27 April, 2007

Security By Self Delusion - Cont

In continuation of my Security by Self-Delusion and Transforming Negligence to Non-Complaince I have a few more thoughts.

The first is relating to attestation making senior managment feel good about their security profile.

Lets drop into another cheesy security analogy.

In many cases attestation is kind of like keeping a log of all of the times you drive the speed limit. It might make youself feel better but if you are managment you should be very wary. If a cop pulls me over for doing 80 in a 65 I doubt he will let me off because I show him a log of all the times I did 65. For that matter the judge won't be so impressed either.

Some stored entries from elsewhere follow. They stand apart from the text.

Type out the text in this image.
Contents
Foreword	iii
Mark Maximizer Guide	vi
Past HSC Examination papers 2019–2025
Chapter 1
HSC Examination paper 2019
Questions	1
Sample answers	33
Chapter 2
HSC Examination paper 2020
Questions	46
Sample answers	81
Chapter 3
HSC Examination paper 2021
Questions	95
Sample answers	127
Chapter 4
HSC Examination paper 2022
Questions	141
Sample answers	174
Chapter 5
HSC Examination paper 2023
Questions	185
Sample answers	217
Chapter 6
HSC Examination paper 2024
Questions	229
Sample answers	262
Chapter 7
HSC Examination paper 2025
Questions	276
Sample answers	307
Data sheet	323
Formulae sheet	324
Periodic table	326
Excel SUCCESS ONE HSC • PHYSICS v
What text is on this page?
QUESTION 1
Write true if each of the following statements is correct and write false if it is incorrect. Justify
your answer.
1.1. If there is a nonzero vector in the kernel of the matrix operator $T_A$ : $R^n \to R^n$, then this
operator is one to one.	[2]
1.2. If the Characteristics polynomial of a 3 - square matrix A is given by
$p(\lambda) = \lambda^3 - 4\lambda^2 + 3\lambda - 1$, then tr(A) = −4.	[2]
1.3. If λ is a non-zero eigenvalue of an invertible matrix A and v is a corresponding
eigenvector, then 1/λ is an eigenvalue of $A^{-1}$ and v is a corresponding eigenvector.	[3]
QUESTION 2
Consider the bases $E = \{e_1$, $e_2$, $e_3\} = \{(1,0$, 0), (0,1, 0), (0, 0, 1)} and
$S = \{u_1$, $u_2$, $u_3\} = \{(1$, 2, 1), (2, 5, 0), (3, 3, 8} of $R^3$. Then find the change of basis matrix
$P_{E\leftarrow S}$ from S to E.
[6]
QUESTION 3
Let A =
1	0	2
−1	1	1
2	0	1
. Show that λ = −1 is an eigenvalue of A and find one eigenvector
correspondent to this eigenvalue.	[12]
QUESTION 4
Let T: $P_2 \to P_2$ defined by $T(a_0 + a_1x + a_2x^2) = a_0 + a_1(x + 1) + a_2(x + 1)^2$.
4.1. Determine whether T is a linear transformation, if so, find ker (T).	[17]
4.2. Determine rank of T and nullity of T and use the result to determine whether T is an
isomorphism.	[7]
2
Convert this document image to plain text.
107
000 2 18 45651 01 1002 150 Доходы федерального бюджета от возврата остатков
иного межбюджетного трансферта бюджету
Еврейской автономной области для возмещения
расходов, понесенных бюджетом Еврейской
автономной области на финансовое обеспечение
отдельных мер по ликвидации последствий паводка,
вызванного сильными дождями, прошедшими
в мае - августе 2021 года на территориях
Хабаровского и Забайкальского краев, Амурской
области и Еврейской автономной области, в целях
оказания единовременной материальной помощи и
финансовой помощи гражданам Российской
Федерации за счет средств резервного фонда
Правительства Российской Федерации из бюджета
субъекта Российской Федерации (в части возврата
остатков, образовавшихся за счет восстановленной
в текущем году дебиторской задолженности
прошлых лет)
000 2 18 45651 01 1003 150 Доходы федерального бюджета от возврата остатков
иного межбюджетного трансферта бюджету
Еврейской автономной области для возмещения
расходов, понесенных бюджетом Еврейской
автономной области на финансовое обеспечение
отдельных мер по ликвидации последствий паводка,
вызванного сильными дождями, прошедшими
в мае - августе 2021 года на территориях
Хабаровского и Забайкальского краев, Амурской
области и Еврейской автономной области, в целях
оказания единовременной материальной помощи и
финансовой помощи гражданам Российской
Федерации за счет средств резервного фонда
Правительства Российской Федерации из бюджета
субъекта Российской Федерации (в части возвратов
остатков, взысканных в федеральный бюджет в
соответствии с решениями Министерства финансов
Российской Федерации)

Compliance can (and should) be used to drive improvement in security but managment and executives must not delude themselves into thinking they are secure because they have successfully passed an attestation stage.


Ron said...

HI Jim why not go a step further and extend into the realm of regulation.

Standards, best practice peer review and support and culture? a batter set of tools to use ?

Jake Brodsky said...

This gets in to what metrics one might choose for a regular, real-time security report. And once you find those metrics, you have a monumental education task ahead. Not only will you need to educate the managers, but the plant floor staff as well.

Then, as we all know too well, progress happens, we have to pick new metrics --and you have to do this all over again.

As with safety systems, we have to accept that a real system will have flaws and that some of these flaws may be more serious than we realized. That's hidden risk. Mind you, I'm not advocating doing nothing; however, we have to consider that we don't have an endless amount of time to continually analyze the impact of each and every new security discovery. At some point, we have to shut up and get some real business done so the bills can get paid.

Jim C said...

Your Right Jake it is always a ballance.